As advocates I remember that a major concern was always whether we were making that huge a difference by reaching people and connecting with communities about the causes we held near and dear (social justice, democracy, freedom of speech). As student activists we constantly grappled with apathy and the lack of student interest in politics. It was the 1980s when I was a student activist and even then we came to question our own "romanticism" of 1960s and 1970s style activism (we had local versions of campus communes and the shorthand for it is "FQS" or the "First Quarter Storm") all of which had their sense of legitimacy and public sympathy in their day but were becoming extremely problematic by the time we were in the student movement. We debated about the underground left's identification of the "primacy" of armed struggle/guerrila warfare which was called the "people's war." (I always thought of it in the late 1980s as the left underground movement's continuing phallic obsession. I actually said so to some effect and got into really nasty shouting matches with really sexist "comrades") Sigh. I'm glad to say some of them actually turned out to be good fathers and are not so sexist now. I'm also a more agreeable feminist now and not as big a b**** as I was (to them at least). So there.
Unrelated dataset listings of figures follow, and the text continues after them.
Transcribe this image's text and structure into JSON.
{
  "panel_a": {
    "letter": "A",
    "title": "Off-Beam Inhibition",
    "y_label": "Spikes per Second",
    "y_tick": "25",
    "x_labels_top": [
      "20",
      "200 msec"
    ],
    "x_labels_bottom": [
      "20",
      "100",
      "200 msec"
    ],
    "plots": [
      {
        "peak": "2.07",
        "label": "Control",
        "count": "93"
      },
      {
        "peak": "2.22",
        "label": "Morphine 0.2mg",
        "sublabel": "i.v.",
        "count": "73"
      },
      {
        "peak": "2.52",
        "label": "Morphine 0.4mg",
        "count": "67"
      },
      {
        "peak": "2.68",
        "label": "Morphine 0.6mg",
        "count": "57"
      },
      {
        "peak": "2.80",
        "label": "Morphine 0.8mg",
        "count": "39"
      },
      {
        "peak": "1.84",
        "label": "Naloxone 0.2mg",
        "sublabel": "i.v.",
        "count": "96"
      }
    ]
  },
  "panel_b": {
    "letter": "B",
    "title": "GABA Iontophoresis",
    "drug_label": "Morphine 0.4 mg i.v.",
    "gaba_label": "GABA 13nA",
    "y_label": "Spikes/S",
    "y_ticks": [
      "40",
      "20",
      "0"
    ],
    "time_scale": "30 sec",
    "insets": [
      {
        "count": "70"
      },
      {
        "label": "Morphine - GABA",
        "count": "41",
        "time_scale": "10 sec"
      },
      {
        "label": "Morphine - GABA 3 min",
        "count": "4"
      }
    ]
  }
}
Where was I? Community and public support and public engagement. Events this big usually open up a space (or opportunity) for getting the public interested and informed about the world outside our own homes, offices and schools. But if you really think about it, overkill (whether by state police and military performance or unpopular and violent tactics of protest) is also enough for people to tune out of it. And in places where many can comfortably wall themselves in by all sorts of diversions (blogging included ;-P), it does not get easier. Get with the program people, we are competing with no less than FIFA World Cup matches both for airtime and popularity.

Yesterday's clip from the Daily Show actually had something very interesting about perceptions of anger (particularly social stereotypes of the "angry black man" - the Samuel L. Jackson scale of anger was very funny check it out.) It got me thinking about how the public discussion about protests is also being influenced in a huge way by the labelling of activists as "militants" and summing up all sorts of disturbances as "terrorism."